Necessity achieves union. CrowdStrike CTO Elia Zaitsev described the initiative in terms of reducing timelines: «The time between the discovery of a vulnerability and its exploitation by an adversary has been drastically reduced; “What used to take months now happens in minutes thanks to AI.”.

AWS Vice President and CISO Amy Herzog said her teams have already been testing Mythos Preview on critical codebases, where the model “it is already helping us strengthen our code”. For his part, Microsoft’s global CISO, Igor Tsyganskiy, pointed out that, when tested with CTI-REALM, Microsoft’s open source security benchmark, «Claude Mythos Preview showed substantial improvements compared to previous models».

Perhaps the most telling comment came from Jim Zemlin, executive director of the Linux Foundation, who pointed out the fundamental asymmetry that has plagued the security of open source software for decades: «In the past, security expertise has been a luxury reserved for organizations with large security teams. “Open source software maintainers, whose software underpins much of the world’s critical infrastructure, have historically been forced to resolve security issues on their own.” The Glasswing project, he stated, “offers a viable way to change this situation”.

Defense before attack

The biggest question Project Glasswing raises is not whether Mythos Preview capabilities are real—partner endorsements and patched vulnerabilities suggest they are—but how much time defenders really have before similar capabilities become available to adversaries.

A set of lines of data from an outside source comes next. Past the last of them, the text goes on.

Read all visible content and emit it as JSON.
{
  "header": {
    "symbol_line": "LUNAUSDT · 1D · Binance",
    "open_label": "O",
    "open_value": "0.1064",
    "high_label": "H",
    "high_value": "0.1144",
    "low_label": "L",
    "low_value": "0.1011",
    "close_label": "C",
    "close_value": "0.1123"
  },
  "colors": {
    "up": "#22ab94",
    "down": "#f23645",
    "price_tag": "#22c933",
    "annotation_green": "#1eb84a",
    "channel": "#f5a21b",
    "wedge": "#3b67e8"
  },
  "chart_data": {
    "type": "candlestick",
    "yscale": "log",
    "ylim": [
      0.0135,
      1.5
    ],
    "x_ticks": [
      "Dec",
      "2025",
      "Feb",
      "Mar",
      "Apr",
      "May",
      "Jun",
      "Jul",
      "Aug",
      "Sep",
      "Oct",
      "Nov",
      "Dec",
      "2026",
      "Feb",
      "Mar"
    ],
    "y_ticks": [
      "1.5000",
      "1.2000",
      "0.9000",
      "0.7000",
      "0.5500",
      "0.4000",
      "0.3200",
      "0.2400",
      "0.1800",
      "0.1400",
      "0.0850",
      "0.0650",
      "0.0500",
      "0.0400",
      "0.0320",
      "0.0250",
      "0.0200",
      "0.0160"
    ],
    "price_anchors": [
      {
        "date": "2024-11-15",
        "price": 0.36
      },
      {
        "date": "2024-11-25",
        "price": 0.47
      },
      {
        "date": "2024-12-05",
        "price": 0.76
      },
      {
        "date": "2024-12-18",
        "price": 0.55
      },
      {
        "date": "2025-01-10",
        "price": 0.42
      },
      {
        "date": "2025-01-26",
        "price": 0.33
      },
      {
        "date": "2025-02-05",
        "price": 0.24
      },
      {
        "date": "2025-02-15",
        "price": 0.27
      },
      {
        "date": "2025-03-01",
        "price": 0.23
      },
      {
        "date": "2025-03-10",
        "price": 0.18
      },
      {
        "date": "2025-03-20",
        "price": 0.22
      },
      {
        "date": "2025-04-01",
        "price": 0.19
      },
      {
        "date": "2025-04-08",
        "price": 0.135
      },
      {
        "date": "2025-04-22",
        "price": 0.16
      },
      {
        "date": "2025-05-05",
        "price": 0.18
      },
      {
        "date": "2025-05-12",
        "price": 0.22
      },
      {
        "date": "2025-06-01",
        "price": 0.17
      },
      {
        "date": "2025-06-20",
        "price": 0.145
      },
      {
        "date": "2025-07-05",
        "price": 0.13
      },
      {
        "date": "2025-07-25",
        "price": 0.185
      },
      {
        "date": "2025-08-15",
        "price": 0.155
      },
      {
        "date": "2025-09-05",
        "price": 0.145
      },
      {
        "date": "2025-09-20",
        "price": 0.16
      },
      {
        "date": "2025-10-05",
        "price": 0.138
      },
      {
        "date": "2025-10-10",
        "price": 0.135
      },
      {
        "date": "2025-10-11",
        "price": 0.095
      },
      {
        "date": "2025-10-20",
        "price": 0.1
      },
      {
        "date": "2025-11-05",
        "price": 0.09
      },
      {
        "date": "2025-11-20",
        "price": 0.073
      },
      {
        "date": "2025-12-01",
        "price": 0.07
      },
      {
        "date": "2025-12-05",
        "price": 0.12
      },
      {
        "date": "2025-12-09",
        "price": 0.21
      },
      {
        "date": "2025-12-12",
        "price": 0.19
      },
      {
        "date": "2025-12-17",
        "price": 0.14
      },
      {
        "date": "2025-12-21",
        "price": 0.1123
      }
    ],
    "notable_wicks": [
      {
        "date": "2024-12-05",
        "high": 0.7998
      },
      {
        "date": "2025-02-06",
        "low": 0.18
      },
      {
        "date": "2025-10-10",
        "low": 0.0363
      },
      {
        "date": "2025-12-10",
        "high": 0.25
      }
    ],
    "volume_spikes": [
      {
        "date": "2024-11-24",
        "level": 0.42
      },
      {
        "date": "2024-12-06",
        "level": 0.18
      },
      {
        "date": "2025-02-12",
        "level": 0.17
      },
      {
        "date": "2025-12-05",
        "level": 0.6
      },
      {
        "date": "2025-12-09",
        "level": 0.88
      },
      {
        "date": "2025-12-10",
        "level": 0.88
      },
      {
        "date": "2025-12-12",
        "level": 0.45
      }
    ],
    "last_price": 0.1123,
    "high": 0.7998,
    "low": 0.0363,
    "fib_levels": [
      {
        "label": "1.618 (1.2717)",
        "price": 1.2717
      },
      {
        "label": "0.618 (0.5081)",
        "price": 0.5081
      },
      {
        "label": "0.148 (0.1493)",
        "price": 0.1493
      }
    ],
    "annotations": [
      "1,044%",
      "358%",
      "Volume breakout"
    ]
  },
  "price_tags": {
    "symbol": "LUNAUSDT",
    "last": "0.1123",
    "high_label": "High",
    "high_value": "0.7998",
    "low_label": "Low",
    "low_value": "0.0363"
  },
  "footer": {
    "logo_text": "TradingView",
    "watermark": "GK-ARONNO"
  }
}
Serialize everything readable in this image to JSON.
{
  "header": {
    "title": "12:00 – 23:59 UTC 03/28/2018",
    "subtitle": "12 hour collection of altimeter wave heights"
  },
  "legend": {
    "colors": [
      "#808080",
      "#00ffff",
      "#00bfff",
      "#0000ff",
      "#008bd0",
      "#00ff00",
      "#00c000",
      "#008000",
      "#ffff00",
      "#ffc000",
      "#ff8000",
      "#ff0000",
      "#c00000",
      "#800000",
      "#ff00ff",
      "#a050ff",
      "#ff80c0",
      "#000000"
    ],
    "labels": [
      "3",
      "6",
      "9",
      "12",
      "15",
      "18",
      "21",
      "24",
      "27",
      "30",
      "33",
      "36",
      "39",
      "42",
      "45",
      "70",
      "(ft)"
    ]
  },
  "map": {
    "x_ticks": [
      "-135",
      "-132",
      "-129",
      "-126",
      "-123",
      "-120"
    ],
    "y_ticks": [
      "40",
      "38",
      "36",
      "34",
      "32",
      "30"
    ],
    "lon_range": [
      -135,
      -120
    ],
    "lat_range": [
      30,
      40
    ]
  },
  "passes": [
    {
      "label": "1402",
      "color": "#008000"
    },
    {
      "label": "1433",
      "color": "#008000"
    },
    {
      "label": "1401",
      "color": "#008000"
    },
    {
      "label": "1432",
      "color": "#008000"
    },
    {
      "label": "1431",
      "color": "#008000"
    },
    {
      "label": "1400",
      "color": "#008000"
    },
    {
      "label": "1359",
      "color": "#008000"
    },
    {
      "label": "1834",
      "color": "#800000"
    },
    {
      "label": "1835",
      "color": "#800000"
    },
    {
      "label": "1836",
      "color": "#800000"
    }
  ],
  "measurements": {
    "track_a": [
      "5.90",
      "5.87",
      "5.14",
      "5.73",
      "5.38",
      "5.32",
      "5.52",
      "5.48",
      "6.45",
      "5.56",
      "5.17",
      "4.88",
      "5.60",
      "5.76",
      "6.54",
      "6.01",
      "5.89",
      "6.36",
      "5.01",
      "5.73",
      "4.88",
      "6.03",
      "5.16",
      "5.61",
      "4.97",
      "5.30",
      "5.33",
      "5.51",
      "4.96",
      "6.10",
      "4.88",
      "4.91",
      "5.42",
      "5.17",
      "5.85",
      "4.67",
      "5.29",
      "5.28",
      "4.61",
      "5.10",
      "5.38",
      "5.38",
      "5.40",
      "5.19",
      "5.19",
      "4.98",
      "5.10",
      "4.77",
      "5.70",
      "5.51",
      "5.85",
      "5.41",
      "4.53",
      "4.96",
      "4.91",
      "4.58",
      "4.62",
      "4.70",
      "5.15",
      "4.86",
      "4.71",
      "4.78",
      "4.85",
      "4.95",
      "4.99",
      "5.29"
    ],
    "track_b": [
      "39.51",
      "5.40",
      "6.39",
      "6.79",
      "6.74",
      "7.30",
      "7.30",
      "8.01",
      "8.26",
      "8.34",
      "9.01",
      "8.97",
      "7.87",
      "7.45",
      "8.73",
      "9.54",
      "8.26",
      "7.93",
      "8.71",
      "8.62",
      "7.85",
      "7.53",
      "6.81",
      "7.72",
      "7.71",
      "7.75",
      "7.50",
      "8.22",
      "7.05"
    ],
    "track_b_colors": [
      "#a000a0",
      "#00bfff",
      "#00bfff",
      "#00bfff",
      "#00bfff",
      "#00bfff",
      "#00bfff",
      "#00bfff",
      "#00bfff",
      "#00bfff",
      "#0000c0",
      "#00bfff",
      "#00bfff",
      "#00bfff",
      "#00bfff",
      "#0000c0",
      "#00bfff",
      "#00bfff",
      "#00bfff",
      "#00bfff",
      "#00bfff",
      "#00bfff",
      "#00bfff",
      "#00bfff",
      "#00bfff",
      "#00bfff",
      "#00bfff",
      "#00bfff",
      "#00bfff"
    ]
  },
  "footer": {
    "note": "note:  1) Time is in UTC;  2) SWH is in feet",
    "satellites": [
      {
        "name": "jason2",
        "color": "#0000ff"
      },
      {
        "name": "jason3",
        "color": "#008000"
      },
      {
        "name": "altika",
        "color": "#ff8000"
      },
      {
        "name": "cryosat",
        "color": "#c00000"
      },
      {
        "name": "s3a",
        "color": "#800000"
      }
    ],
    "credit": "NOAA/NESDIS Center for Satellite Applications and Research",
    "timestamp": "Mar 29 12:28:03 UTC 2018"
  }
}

The head of cybersecurity at Anthropic was sincere: “Cutting-edge AI capabilities are likely to advance substantially in the coming months. Given the pace of progress in AI, it will not be long before such capabilities spread, possibly beyond the actors committed to their safe implementation..

However, Project Glasswing seems like an important step to give defenders a lasting advantage in the next era of AI-driven cybersecurity. As the startup points out, the initiative is only a starting point. No organization can solve these cybersecurity problems alone. In the medium term, the company has proposed that an external independent body could be the ideal environment to continue working on large-scale cybersecurity projects.

Great AI models, such as Claude Mythos himself, have already demonstrated their ability to autonomously decipher systems that until now were considered the most secure on the planet. And, attention, Q-Day, the moment when a quantum computer will be able to decipher the cryptography that protects the entire corporate digital infrastructure, is scheduled for 2029. Coordination and union will be mandatory.